– Иван Никитич, а вы, и правда, здесь? – воскликнул Самойлов. – Мне по дороге дважды доложили, что вы арестованы за убийство голубятника Карпухина. Я пригрозил сплетникам психиатрической лечебницей. И вдруг застаю вас в участке!
– Я не арестован! – замахал руками Иван Никитич. – Я к Карпухину по делу зашел, да и нашел его… вы, верно, уже знаете.
– Господин Купря практикуется в даче письменных свидетельских показаний, – подтвердил пристав, пряча в усах ухмылку. – Мы вот как раз только закончили.
– И я к вам по делу Карпухина, – Самойлов деловито подсел к столу, достал из саквояжа мелко исписанный лист и положил его перед приставом. – Только я в который уже раз должен напомнить: я не полицейский доктор. Анатомировать вашего покойника я не стану. Понимаю, что другой мертвецкой, кроме как у меня, в городе нет, и везти убиенных вам более некуда. Но ведь у меня и живых болящих полно. Расследовать мне некогда. Впрочем, в случае с Карпухиным, полагаю, все очевидно. Если вам угодно знать причину смерти, то это перелом шейных позвонков. Очевидно, в результате падения со значительной высоты. Других подозрительных примет я не обнаружил: ни синяков, ни ссадин. Лишь те, что могли сопутствовать падению.

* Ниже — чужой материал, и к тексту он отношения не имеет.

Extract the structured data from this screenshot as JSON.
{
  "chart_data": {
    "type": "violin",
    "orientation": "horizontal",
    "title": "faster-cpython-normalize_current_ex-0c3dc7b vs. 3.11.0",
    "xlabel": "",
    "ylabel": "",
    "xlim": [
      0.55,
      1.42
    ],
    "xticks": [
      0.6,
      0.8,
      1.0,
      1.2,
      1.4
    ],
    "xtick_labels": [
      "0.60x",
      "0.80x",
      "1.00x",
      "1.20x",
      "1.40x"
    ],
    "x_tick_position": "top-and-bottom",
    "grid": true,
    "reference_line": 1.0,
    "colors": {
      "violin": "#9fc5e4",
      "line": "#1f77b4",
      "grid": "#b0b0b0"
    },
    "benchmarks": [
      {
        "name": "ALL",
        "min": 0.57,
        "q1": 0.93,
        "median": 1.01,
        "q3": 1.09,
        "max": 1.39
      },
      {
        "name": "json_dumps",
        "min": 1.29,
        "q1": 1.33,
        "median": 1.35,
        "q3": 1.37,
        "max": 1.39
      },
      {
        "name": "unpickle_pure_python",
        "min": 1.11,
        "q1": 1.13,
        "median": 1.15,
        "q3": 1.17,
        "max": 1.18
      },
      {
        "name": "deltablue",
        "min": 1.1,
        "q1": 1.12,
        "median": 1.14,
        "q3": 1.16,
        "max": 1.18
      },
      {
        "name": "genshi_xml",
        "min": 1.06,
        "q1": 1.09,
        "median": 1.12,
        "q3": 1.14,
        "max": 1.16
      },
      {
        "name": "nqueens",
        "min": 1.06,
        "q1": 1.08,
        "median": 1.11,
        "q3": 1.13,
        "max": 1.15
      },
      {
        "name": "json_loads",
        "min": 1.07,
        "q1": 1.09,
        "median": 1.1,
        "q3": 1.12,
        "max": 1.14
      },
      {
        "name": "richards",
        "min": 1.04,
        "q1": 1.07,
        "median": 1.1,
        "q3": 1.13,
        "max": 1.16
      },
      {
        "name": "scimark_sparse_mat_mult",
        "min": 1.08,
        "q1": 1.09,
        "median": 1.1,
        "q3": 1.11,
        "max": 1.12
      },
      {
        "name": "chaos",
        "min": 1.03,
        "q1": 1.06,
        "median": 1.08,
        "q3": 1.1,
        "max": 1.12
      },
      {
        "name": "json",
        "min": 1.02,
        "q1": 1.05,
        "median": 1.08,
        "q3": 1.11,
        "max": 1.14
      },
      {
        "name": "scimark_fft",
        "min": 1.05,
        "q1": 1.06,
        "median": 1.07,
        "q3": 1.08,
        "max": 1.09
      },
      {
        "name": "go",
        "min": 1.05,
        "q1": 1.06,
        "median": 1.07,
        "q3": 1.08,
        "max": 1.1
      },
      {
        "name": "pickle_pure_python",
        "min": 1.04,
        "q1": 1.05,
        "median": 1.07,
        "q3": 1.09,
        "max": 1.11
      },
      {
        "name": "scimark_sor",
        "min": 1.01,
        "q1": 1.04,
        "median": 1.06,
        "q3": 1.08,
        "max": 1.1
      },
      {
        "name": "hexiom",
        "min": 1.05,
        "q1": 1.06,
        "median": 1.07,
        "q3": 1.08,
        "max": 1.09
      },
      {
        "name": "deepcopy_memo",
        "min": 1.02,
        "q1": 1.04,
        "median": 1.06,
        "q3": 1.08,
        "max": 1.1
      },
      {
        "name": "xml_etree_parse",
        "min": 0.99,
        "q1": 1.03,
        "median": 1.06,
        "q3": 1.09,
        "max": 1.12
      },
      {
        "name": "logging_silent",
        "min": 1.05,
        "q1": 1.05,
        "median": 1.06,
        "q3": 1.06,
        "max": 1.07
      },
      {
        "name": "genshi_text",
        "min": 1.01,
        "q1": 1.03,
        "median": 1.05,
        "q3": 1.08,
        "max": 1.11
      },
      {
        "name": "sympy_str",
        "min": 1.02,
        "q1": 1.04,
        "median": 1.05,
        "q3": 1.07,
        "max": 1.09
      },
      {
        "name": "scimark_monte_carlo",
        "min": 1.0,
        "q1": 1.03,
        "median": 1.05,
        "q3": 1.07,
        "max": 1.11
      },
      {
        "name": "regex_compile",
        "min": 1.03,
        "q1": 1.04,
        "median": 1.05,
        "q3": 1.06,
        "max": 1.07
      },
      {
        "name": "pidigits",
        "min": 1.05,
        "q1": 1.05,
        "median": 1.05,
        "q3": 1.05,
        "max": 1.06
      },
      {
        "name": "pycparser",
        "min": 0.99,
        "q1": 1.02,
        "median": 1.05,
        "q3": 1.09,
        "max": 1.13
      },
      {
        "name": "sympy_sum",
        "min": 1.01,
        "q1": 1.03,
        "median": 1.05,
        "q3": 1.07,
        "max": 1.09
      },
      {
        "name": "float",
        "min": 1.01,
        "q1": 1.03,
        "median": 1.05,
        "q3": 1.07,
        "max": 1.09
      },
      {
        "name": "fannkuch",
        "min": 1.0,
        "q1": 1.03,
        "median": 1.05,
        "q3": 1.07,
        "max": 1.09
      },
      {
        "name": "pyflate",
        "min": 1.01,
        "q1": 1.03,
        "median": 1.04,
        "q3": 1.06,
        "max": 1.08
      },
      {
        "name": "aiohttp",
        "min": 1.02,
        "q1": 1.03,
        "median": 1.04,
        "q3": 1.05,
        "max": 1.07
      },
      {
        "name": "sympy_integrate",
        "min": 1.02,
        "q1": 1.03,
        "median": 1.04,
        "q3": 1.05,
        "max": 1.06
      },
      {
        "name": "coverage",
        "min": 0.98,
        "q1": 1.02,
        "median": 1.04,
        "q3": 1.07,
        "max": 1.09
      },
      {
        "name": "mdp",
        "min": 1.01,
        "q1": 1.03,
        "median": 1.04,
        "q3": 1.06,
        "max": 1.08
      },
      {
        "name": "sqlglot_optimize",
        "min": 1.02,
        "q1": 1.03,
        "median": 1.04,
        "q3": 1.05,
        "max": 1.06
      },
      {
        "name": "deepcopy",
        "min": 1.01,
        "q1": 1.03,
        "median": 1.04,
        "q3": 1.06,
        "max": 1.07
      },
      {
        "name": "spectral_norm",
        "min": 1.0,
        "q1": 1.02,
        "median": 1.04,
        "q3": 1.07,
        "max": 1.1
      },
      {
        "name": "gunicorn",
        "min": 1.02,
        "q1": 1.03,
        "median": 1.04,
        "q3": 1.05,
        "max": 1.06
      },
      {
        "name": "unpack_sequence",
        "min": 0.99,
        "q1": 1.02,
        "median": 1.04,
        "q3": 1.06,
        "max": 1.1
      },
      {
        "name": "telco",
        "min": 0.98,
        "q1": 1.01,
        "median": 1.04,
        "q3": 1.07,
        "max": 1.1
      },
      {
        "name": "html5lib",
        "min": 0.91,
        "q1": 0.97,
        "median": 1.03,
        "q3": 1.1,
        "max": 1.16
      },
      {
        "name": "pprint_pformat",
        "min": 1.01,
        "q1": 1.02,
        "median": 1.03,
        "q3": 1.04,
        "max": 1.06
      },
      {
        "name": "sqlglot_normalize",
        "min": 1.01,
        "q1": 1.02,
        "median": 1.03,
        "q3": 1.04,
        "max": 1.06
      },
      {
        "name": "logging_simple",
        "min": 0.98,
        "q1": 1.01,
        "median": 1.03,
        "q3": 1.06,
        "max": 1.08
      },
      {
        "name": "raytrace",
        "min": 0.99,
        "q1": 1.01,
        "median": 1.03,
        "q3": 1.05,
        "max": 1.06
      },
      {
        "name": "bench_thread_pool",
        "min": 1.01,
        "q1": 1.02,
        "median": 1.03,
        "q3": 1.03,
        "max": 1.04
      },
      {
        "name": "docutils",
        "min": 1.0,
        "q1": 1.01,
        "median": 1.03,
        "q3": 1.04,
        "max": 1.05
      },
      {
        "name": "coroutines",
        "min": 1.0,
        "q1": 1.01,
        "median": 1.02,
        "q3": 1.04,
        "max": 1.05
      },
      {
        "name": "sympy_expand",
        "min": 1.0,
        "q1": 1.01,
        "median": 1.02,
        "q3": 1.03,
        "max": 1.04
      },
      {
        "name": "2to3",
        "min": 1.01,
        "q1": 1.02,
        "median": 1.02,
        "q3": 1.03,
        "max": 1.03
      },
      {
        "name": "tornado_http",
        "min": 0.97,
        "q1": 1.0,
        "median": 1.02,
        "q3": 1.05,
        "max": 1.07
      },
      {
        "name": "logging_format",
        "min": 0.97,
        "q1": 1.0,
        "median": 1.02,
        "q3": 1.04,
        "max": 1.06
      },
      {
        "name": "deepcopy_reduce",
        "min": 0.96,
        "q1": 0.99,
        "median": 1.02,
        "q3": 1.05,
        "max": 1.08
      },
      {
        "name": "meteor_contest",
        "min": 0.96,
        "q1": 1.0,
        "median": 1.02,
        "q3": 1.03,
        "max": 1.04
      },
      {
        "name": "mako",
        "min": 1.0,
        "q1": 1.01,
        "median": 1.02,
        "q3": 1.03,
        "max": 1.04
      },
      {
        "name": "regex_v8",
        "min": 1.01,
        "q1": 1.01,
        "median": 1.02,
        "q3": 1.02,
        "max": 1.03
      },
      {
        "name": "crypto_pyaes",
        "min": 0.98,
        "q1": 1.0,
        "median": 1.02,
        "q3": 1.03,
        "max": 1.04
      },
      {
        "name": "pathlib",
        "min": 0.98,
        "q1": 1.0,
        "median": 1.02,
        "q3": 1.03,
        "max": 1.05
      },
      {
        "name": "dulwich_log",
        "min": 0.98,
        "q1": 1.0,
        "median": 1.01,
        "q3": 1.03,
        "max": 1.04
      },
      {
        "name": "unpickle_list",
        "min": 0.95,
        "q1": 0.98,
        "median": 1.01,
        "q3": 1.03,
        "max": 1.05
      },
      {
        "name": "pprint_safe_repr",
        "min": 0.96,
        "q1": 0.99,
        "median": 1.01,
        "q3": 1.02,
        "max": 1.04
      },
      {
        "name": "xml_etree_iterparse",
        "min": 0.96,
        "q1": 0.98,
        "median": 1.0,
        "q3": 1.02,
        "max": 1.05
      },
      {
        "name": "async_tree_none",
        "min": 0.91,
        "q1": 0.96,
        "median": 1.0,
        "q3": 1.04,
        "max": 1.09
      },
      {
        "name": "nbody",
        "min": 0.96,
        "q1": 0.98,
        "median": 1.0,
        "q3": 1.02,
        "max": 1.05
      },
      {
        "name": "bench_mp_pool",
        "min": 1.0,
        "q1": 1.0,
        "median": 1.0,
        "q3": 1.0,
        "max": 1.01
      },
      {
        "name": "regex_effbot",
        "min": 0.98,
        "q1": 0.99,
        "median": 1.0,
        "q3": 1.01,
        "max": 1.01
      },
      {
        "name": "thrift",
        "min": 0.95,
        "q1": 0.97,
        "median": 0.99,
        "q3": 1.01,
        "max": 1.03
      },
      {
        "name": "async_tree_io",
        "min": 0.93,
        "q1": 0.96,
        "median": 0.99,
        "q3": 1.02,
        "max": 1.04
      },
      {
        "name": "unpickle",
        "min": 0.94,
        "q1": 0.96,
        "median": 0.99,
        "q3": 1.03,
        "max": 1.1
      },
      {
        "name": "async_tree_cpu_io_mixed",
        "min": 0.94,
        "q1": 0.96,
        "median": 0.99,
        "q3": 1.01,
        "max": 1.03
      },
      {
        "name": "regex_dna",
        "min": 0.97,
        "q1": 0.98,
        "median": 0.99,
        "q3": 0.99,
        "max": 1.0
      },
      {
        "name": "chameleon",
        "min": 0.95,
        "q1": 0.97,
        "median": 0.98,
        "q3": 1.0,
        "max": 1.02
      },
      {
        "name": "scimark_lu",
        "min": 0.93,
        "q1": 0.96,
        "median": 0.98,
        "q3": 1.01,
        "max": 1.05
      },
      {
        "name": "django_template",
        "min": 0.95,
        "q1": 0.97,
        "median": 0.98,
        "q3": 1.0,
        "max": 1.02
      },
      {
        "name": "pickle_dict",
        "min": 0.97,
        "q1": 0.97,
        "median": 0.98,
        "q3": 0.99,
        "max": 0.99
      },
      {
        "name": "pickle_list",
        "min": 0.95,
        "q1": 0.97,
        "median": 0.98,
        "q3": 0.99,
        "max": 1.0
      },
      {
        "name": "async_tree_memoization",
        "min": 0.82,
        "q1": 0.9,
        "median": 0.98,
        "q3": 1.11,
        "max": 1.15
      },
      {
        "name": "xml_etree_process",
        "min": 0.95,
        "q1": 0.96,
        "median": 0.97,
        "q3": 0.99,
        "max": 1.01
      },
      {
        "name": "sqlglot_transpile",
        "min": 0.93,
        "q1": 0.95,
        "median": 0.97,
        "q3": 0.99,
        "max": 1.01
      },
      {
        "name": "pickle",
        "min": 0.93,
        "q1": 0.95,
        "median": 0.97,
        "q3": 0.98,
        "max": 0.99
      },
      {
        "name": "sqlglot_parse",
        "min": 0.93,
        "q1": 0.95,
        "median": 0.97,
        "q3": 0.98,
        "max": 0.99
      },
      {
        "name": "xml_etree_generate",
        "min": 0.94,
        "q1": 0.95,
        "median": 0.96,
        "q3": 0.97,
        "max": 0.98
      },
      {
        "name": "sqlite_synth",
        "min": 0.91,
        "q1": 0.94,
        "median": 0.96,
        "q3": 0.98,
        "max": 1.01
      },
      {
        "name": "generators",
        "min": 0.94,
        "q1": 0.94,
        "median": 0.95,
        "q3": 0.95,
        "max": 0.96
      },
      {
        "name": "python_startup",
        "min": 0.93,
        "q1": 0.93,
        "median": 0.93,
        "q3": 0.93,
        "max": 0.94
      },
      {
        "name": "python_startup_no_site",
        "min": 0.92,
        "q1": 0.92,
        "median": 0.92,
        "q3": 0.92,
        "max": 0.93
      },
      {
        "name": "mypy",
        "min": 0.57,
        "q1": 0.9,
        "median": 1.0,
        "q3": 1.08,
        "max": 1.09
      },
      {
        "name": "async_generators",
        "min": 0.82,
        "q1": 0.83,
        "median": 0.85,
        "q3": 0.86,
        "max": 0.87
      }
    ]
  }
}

– Был ли он пьян? Как полагаете?
– С большой вероятностью, хотя кровь его на пробу я не брал. Но некоторый запах присутствует, надо признать.
– Так и запишем, – пристав снова склонился над бумагами.
– Что ж, земля ему пухом, – проговорил Иван Никитич, теребя поля шляпы, которую, покидая кабинет, собирался было уже водрузить на голову.
– Mors omnibus communis, – отозвался доктор. – Смерть – общий удел. Однако же я кое-что нашел. Скажите, Иван Никитич, вы помните, как лежал Карпухин, когда вы его обнаружили?
– Он лежал лицом вниз. Голова была свернута на бок совершенно неестественным манером. Ноги… точно не припомню, но кажется, слегка раскинуты и согнуты, как и ожидаешь увидеть у упавшего человека. А вот рука! Я запомнил его руку. Она была выброшена вперед, словно в последнем призыве о помощи. Он, должно быть, кормил своих птиц, потому что повсюду были зерна. И это равнодушное солнце. Кажется, что в такую минуту непременно должен идти дождь.
– А вторая рука? – деловито поинтересовался Лев Аркадьевич, не поддавшись трагическому настроению.
– Вторая рука… право, не припоминаю. Пожалуй, она была подмята под телом, была снизу, так что я не видел ее.